Lambda School Data Science

*Unit 2, Sprint 1, Module 2*

---

# Regression 2

## Assignment

You'll continue to **predict how much it costs to rent an apartment in NYC,** using the dataset from renthop.com.

- [ ] Do train/test split. Use data from April & May 2016 to train. Use data from June 2016 to test.
- [ ] Engineer at least two new features. (See below for explanation & ideas.)
- [ ] Fit a linear regression model with at least two features.
- [ ] Get the model's coefficients and intercept.
- [ ] Get regression metrics RMSE, MAE, and $R^2$, for both the train and test data.
- [ ] What's the best test MAE you can get? Share your score and features used with your cohort on Slack!
- [ ] As always, commit your notebook to your fork of the GitHub repo.

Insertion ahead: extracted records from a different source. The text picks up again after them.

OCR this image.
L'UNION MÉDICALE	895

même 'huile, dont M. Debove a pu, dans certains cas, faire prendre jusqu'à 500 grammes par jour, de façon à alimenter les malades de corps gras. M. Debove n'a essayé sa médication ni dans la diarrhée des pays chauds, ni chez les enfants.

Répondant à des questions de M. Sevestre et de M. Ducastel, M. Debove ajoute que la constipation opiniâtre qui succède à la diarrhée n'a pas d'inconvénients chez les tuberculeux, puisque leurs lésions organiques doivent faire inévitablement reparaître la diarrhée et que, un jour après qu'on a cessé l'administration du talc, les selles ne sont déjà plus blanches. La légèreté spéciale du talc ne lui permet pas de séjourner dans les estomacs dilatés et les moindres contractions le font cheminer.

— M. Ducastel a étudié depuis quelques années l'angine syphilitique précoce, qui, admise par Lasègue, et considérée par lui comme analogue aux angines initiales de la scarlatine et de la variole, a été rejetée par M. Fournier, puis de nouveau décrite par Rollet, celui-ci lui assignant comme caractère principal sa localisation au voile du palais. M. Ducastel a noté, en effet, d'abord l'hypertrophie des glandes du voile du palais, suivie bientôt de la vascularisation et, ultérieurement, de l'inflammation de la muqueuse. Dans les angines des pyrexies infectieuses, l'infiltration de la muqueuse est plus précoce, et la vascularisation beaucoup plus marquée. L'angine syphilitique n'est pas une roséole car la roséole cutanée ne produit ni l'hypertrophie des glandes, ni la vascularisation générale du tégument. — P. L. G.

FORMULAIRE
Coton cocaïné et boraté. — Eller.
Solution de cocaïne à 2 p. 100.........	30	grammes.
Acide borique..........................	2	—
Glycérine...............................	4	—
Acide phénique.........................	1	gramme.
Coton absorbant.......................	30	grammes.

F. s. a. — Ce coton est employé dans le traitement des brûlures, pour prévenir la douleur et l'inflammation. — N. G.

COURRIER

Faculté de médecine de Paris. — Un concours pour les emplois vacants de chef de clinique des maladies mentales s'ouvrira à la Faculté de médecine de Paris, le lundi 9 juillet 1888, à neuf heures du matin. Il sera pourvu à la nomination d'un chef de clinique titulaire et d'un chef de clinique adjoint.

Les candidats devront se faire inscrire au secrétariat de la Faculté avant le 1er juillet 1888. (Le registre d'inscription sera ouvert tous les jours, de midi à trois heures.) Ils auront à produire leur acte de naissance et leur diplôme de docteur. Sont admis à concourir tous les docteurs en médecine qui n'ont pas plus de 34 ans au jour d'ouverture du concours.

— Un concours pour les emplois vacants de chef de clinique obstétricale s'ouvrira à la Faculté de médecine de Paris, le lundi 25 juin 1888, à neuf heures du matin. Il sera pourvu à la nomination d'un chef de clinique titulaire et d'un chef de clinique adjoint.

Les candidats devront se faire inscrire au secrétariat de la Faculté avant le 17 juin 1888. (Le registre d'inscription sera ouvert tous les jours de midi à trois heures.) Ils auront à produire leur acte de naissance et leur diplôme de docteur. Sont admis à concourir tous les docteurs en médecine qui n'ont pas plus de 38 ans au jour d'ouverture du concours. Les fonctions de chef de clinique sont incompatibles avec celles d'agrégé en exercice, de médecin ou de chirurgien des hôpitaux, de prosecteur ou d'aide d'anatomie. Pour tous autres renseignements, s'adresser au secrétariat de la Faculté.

#### [Feature Engineering](https://en.wikipedia.org/wiki/Feature_engineering)

> "Some machine learning projects succeed and some fail. What makes the difference? Easily the most important factor is the features used." — Pedro Domingos, ["A Few Useful Things to Know about Machine Learning"](https://homes.cs.washington.edu/~pedrod/papers/cacm12.pdf)

> "Coming up with features is difficult, time-consuming, requires expert knowledge. 'Applied machine learning' is basically feature engineering." — Andrew Ng, [Machine Learning and AI via Brain simulations](https://forum.stanford.edu/events/2011/2011slides/plenary/2011plenaryNg.pdf) 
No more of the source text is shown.